Living near the summit of one of the world's most active volcanoes, Kii Morse remembers a childhood devoid of urban distractions like mini-malls and multiplex movie theaters.
But who needs civilization when you're present at the creation?
On Friday, Kilauea marked 20 years of continuous eruption that has added 544 acres of lava and black sand beach to the Big Island's southeastern shore.
For Morse and other residents of this volcano-top hamlet, entertainment has been a hike into the community's jagged back yard, across decades-old lava flows, to watch nature's most spectacular fire show.
"It was like a drive-in theater," Morse, 41, recalled from the early days of the eruption. "It was what you did at night."
Visitors numbering up to thousands a day -- many of whom call themselves "volcano junkies" -- have been able to witness the same show that Morse and others say never gets old.
"It's the beauty of the earth being born right here," Michael Matsumoto of Oahu said after a visit in July.

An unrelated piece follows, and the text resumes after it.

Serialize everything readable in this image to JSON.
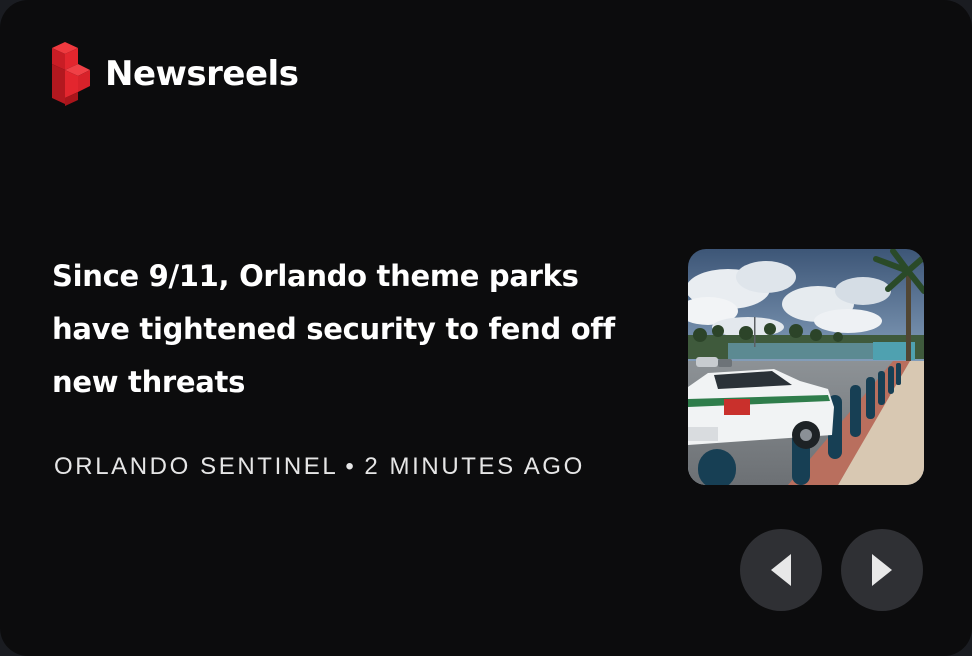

Lava continuously oozes from Kilauea, sometimes spewing skyward in spectacular fashion as the molten rock seeks out the coast.
Over two decades, lava has buried 43 square miles, creating black sand beaches and an ever-changing coastline. The eruption has become a cottage industry in Volcano, a village of about 3,000 scattered residents near the rim of the volcano's canyon-like caldera.
But Kilauea's slow flow also has destroyed homes, and people have died trying to get too close.
"There is a possibility of disaster, but we try not to think about it," Morse said. "For us, it's just life."
"It's just a marvelous thing," said Don Swanson, scientist in charge at the U.S. Geological Survey's Hawaiian Volcano Observatory. "It's important for the psyche to have natural events like this that are longer lasting than just the brief storms, or what not, that hit.
"This gives us real opportunity to contemplate our environment."
The current Pu'u 'O'o-Kupaianaha eruption is Kilauea's 55th episode, and ranks as the most voluminous outpouring of lava on the volcano's east rift zone in the past six centuries, according to the observatory.
Beginning in 1983, a series of short-lived lava fountains built the massive cinder-and-spatter cone of Pu'u 'O'o to the point that it now is visible at sea.
"In 20 years, I've seen Pu'u 'O'o formed to where it's . . . a navigable landmark," said resident Steve Young, who moved to Volcano three months before the current eruption. "I mean, boom! This thing wasn't here 20 years ago. Now airplanes and boats use this thing as a marker. That's a major event on the planet."
Over the years, the eruptions have shifted, sending lava down different slopes, covering much of Chain of Craters Road but at the same time providing a marvelous slow-moving spectacle.
In May, a new vent opened on the western side and sparked the largest forest fire in the park in 15 years. The flows reached the ocean in July, bringing as many as 4,000 visitors a day to view the glowing mass and its fiery entry into the Pacific, according to the observatory.
"You can see it on television, but to come and see it live is unreal," said John Bayliss, of Gloucester, England, who recently visited the volcano with his wife, Jean. "You can't imagine the actual Earth moving and the heat and the actual growing of land. It's difficult to believe that a lot of this island is actually grown up from the volcano."
Volcanologists are not sure how long the eruption might last.
"There's no evidence of it coming to an end," Swanson said. "There's no slow decline, no decline in the amount of gas that's been going off."
Aside from the long-running show, the volcano also has served as a reminder to residents about the precarious balance between civilization and nature.
Though the lava has destroyed mostly vegetation on its march to the ocean, it also has claimed close to 200 structures, mostly homes, over the past 20 years.
One tourist died in 1993 when a slab of cooled lava he was standing on broke and fell into the ocean. A few others have died of health issues stemming from the arduous hikes to the lava and the noxious fumes released when it hits the water.
But Kilauea has helped the area in one way.
"For me, it's been a big, big help for business's sake," said Rory Tripp, owner of Kilauea General Store and a few other properties in Volcano. "It's brought in quite a bit of tourists, and being that it's been as active as it has, a lot of locals have been coming out where normally they wouldn't venture out this way."